03.3526 · Postulat · 2003-10-02
Département de l'environnement, des transports, de l'énergie et de la communication
Liquidé
Wortlaut
Le Conseil fédéral est invité à adresser au Parlement un rapport indiquant quelles mesures la Confédération pourrait et devrait prendre afin d'éviter que de nouvelles constructions et que les infrastructures actuelles destinées aux transports publics - notamment dans les agglomérations - aient des incidences négatives sur l'environnement. Il est également invité à soumettre au Parlement des propositions pour que des mesures adéquates soient prises.
Begründung
La réponse du Conseil fédéral à mon interpellation 02.3774 montre avec une évidence inquiétante que les services fédéraux compétents ne sont pas prêts, dans le cadre de leur politique de promotion des transports publics, à considérer les problèmes dans un contexte plus large et à en tirer les conclusions qui s'imposent. S'agissant d'un projet concret portant sur l'aménagement à deux voies de la ligne ferroviaire Berne-Neuchâtel dans la région de Bümpliz, le Conseil fédéral précise que, certes, renoncer à l'aménagement souterrain d'un tronçon revient à porter atteinte à l'urbanisme, mais que des moyens (fédéraux) "ne sont prévus que pour des investissements qui améliorent sensiblement la rentabilité, la capacité ou la sécurité de l'exploitation ferroviaire". Il y indique par ailleurs que les questions de l'optimisation du trafic et de la protection contre le bruit devraient être examinées par les cantons et les communes, qui sont par ailleurs appelés à trouver des solutions en matière de financement.

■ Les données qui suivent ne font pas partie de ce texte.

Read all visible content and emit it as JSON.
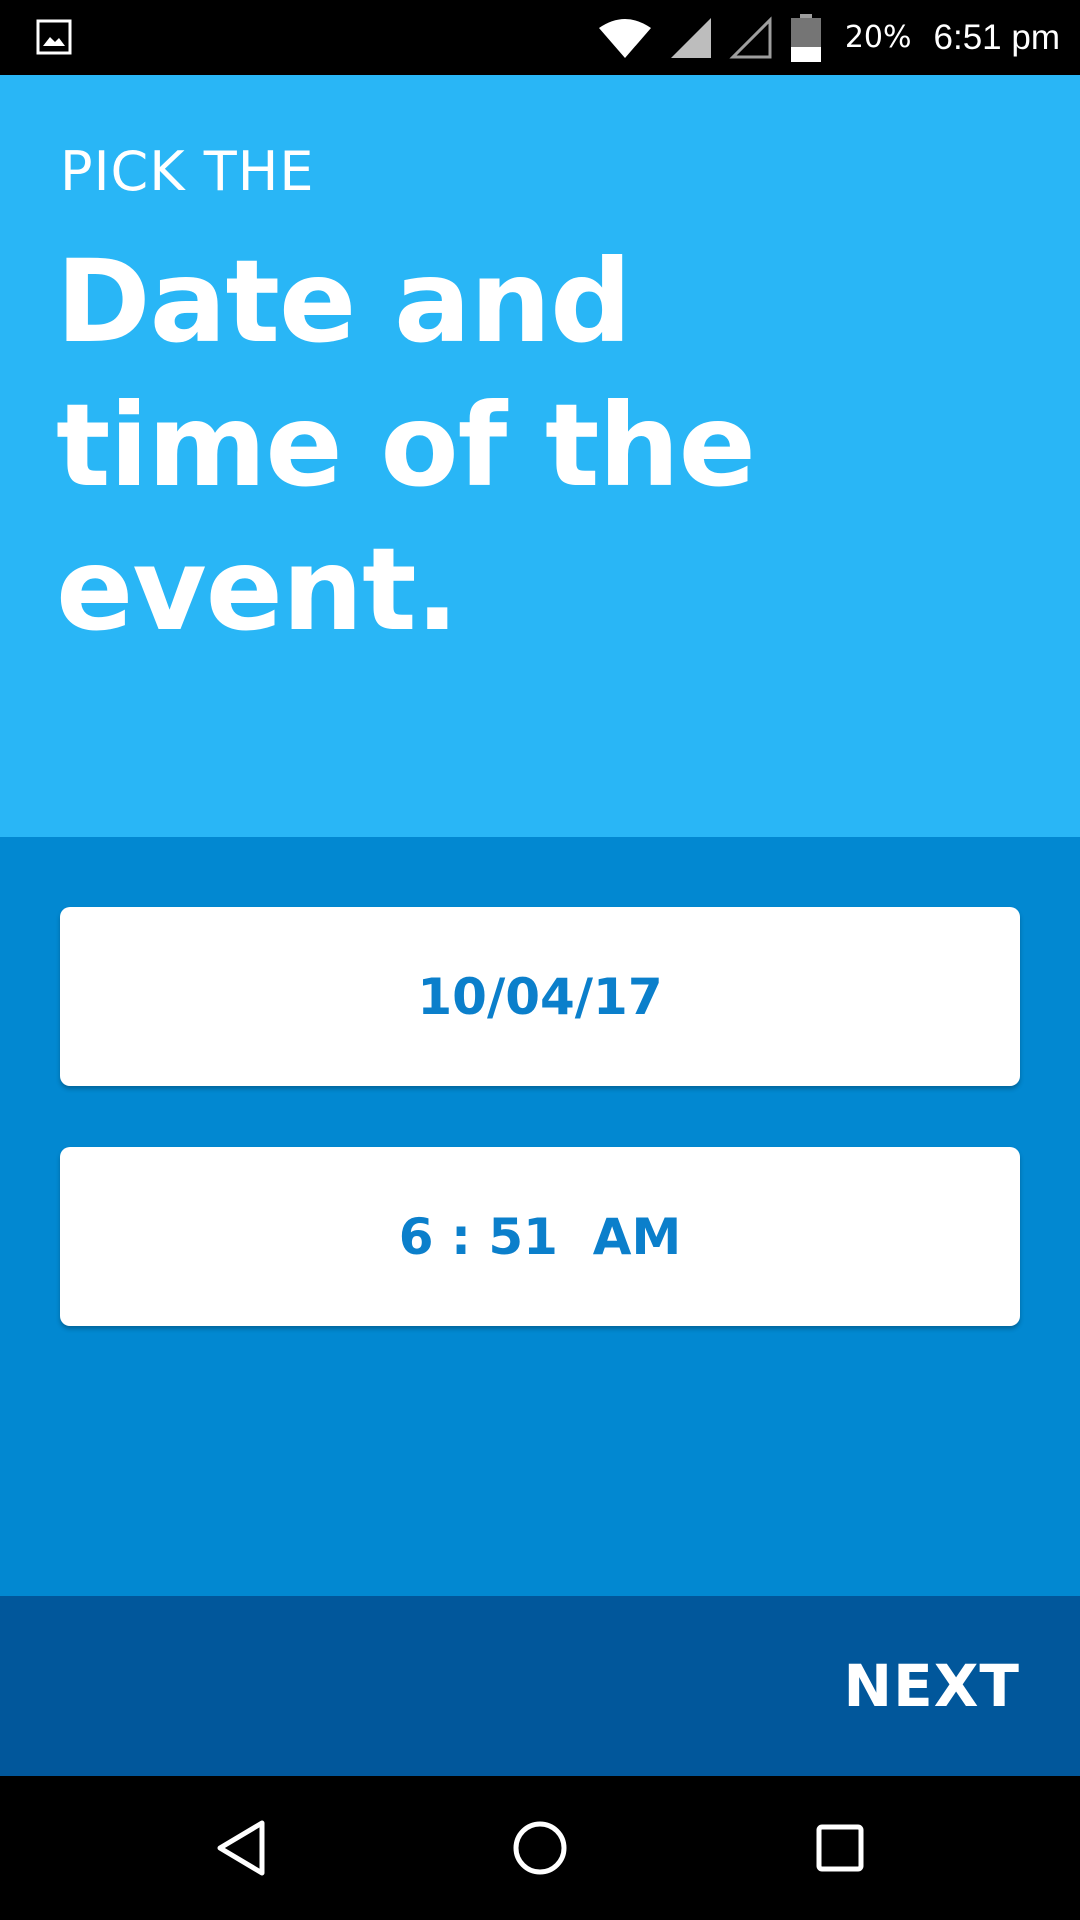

Depuis un certain temps, l'opinion s'est imposée selon laquelle le développement des transports publics peut contribuer sensiblement à améliorer la protection de l'environnement et la qualité de la vie. Certes, cette opinion est justifiée, mais elle devient absurde, comme tout autre principe, lorsqu'on l'érige en principe absolu. Les infrastructures destinées aux transports publics marquent profondément le développement de l'habitat. Si le Conseil fédéral considère que les communes ne devraient pas octroyer les autorisations de construire nécessaires, cela signifie qu'il accepte de voir apparaître, dans les villes, des tranchées tout autour des infrastructures destinées aux transports publics. (Dans le cas du projet en question, il ne s'agit en plus pas d'autorisations de construire déjà accordées, mais d'un projet d'agrandissement de la zone urbaine.) Ce projet favorise donc le morcellement du paysage tout en augmentant le volume de trafic. En outre il empêche les villes d'offrir des logements de meilleure qualité, ce qui accentuera encore les problèmes financiers des villes-centres. Les infrastructures destinées aux transports laissent des empreintes pendant des décennies. Il vaut donc la peine de réfléchir à leurs conséquences dès leur construction. Tout aménagement des transports publics perd une grande partie de son utilité pour la collectivité si on se borne à croire que chaque mètre de rail supplémentaire suffit à contribuer au bien-être général.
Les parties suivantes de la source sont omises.